Statistical analysis
Data on nymph-to-adult survival and on the acute toxicity bioassays were analysed using generalized linear mixed-effects models with binomial error (logit link function), because a binomial distribution is appropriate for modelling binary data (dead / alive). P-values for differences among experimental treatments were obtained by analyses of deviance (type II Wald chi-squared tests). For the nymph-to-adult survival model, “water treatment” (three levels: Co, F100, and F1000) was the main factor and “replicate nested in treatment” was the random effect. For the acute toxicity bioassay model, “water treatment” and “insecticide treatment” (three levels: TW, F-acute, P-acute) were the fixed factors together with their interactions, and “replicate” nested within the fixed factors was the random effect.

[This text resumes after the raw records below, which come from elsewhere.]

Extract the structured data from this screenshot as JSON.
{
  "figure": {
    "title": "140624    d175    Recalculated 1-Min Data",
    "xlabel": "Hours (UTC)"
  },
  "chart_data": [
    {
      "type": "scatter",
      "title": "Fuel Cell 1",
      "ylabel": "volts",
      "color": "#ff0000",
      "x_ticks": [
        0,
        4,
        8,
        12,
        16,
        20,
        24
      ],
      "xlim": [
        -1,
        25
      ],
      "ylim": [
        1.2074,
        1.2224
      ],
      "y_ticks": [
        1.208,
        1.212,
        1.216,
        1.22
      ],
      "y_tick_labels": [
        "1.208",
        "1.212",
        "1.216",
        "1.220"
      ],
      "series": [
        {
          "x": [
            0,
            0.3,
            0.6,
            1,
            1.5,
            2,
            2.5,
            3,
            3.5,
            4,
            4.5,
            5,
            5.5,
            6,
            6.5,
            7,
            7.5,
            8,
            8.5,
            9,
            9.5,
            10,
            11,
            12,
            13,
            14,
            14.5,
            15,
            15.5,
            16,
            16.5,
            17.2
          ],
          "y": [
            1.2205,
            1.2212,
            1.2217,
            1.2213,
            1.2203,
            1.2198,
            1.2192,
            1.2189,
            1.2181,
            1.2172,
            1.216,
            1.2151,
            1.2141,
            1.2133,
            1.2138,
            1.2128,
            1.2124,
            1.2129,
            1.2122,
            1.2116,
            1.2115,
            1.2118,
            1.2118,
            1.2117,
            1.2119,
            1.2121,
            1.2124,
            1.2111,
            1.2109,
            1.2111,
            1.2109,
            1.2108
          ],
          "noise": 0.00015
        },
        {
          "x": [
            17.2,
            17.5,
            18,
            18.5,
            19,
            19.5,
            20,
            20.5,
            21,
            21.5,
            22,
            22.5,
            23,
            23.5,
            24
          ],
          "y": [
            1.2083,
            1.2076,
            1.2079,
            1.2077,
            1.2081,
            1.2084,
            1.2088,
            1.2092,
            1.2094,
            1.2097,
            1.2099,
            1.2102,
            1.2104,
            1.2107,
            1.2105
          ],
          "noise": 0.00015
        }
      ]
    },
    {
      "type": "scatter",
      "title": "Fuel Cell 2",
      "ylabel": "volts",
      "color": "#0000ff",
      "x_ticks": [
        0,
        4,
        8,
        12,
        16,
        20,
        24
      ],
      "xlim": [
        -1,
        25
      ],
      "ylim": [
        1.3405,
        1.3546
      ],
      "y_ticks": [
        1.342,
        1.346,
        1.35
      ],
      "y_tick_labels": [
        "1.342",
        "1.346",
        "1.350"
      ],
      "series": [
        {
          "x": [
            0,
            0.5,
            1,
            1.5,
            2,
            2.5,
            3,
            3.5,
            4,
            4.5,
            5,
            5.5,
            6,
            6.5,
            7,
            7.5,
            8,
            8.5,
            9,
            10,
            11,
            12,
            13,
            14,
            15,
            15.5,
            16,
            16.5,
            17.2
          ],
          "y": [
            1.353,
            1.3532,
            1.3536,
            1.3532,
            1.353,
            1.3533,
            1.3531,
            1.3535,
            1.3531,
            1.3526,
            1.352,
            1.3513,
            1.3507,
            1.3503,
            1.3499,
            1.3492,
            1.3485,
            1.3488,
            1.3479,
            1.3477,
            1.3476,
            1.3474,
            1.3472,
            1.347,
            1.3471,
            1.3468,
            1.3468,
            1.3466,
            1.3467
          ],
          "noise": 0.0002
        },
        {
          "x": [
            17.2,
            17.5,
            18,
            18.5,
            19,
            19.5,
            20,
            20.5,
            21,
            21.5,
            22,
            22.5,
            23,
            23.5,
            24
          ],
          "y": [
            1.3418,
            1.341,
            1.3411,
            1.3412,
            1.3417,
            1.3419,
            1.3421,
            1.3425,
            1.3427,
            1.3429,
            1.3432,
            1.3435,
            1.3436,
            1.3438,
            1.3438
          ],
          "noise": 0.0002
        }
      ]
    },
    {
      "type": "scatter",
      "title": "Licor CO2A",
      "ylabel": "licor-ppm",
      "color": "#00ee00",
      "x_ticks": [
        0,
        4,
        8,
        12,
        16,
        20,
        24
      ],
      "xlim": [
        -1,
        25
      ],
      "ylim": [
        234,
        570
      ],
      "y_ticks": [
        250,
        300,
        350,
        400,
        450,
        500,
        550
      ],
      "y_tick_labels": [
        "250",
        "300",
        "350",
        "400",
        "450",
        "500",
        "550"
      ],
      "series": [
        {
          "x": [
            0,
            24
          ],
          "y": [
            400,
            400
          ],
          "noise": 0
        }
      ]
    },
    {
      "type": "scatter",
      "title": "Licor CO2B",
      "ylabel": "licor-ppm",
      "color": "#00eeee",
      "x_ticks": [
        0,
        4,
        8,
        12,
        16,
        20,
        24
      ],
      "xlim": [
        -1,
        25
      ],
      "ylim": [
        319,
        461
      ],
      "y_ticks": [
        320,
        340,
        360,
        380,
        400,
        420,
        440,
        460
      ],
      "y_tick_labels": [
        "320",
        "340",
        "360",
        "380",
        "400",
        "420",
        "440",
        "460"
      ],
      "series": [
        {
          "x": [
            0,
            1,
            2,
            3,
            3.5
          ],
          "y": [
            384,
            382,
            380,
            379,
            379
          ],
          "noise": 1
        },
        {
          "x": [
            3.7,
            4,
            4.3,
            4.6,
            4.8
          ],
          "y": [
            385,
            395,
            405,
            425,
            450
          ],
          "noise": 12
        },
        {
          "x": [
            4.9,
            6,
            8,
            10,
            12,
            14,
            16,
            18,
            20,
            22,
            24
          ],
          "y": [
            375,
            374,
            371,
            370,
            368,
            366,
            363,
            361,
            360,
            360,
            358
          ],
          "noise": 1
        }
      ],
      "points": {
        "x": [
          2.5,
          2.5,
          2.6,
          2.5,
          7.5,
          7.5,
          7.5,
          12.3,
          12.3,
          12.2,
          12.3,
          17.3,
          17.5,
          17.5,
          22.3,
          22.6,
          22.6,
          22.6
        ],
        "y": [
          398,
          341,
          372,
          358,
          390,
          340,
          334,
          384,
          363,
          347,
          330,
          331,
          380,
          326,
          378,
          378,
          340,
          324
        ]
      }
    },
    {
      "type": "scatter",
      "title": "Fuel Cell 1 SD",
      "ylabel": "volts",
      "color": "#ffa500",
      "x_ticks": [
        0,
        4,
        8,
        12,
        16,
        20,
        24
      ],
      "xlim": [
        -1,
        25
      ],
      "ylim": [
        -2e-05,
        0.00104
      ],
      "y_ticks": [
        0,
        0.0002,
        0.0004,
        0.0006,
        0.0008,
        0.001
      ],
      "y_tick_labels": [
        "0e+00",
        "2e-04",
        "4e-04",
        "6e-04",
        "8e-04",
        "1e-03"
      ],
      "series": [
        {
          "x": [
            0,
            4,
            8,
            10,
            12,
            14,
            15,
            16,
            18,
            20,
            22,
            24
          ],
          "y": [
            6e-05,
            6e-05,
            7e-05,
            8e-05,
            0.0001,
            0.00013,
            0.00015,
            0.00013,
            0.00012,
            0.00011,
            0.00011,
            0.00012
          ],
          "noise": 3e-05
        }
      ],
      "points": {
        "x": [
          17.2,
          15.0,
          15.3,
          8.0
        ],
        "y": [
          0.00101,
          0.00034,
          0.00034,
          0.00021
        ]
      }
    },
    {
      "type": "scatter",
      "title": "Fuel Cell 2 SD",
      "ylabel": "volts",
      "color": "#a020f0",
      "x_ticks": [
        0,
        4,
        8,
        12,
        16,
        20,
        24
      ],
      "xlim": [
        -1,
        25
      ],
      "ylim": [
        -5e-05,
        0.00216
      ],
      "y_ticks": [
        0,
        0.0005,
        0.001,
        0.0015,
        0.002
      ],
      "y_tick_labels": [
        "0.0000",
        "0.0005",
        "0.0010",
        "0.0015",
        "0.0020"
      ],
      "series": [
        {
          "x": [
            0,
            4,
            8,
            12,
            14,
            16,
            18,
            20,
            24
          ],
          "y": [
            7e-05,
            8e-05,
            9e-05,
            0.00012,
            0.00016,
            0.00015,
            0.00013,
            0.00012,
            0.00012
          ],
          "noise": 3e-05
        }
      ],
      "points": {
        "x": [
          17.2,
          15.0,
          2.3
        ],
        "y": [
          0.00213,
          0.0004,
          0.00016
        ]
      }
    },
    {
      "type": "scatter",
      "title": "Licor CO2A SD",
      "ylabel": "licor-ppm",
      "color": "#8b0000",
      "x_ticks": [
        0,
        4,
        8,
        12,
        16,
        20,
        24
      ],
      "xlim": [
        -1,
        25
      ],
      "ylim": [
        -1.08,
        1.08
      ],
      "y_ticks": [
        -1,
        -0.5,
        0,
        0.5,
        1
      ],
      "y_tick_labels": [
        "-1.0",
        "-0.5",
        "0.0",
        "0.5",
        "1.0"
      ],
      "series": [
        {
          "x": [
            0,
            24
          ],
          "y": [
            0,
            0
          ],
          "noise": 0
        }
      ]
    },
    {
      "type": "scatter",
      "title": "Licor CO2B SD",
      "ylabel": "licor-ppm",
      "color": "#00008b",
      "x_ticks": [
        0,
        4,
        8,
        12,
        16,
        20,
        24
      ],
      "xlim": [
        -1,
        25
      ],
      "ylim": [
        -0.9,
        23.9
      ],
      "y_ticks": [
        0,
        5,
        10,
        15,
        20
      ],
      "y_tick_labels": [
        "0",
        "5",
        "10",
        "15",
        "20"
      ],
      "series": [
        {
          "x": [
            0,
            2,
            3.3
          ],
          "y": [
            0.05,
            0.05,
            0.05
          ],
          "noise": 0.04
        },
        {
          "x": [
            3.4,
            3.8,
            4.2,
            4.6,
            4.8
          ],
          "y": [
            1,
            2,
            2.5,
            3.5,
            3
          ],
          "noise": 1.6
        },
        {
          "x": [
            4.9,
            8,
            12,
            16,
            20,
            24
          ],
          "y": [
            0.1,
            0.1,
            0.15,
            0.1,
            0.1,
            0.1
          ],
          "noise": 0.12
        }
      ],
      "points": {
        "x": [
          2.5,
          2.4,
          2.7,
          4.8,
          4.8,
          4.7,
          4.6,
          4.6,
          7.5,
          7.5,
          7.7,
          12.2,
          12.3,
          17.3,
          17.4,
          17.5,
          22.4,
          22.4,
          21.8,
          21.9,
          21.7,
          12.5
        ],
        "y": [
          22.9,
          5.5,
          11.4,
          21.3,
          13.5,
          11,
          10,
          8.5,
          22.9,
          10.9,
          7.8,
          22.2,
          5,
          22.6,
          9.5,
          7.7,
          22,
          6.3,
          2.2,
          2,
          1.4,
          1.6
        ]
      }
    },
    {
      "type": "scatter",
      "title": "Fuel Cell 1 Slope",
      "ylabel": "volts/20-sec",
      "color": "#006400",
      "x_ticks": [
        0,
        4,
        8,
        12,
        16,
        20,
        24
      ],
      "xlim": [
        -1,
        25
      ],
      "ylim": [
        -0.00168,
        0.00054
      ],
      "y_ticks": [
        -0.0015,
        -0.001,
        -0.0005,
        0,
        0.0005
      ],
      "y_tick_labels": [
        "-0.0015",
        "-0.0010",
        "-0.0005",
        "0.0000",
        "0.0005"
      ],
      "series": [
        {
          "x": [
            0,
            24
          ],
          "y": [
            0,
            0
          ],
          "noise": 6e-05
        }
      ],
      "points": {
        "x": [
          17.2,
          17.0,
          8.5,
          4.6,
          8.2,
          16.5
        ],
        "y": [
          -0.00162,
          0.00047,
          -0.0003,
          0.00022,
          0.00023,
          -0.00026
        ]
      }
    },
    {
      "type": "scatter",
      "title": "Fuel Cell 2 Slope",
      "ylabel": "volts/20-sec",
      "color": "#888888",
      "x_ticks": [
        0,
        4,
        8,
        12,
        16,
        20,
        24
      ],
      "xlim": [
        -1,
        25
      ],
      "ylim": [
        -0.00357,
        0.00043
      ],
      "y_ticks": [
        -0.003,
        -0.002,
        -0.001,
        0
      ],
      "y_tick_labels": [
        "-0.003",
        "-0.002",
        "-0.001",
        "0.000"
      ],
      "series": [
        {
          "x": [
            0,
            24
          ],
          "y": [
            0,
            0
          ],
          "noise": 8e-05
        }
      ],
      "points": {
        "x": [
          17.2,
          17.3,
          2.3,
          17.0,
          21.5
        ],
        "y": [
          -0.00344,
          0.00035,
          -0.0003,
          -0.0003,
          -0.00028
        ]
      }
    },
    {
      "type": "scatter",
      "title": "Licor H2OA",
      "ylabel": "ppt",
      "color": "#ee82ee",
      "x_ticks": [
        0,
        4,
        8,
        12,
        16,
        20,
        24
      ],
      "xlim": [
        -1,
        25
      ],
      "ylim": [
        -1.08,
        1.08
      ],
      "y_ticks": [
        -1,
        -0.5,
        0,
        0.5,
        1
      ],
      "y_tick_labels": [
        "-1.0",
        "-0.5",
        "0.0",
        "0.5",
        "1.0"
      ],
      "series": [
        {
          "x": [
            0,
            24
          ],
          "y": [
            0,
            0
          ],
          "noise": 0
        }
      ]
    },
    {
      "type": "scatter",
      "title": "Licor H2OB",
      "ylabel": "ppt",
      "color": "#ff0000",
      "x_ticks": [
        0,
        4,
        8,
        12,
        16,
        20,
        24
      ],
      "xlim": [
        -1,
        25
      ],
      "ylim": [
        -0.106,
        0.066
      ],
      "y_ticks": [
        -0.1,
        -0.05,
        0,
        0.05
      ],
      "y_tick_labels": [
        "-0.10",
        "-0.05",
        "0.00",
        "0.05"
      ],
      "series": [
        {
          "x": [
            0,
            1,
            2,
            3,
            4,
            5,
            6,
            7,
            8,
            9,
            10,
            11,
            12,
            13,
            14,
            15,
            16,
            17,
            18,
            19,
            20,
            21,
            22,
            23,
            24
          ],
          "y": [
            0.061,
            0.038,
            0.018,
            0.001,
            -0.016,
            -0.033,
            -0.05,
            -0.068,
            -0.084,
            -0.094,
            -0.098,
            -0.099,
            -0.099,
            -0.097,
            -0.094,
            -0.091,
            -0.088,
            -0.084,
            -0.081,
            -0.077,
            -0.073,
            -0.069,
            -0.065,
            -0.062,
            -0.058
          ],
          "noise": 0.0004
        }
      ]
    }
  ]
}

The Shapiro-Wilk test was used to test the normality of the fecundity data and then analysed using a linear mixed-effects model fitted with restricted maximum likelihood, with “water treatment” (three leaves) and “reproductive interval” (seven levels) as a fixed factors and “replicate” nested within the fixed factors as random effect. The two main effects and the interaction term were fitted for this model.
A backward procedure was used to sequentially remove non-significant effects, allowing the identification of the most parsimonious model. All insect data were analysed using the statistical software R version “4.4.1-Race for Your Life” (R Core Team 2024) with the packages lme4 (Bates et al. 2015) and lmerTest (Kuznetsova et al. 2017).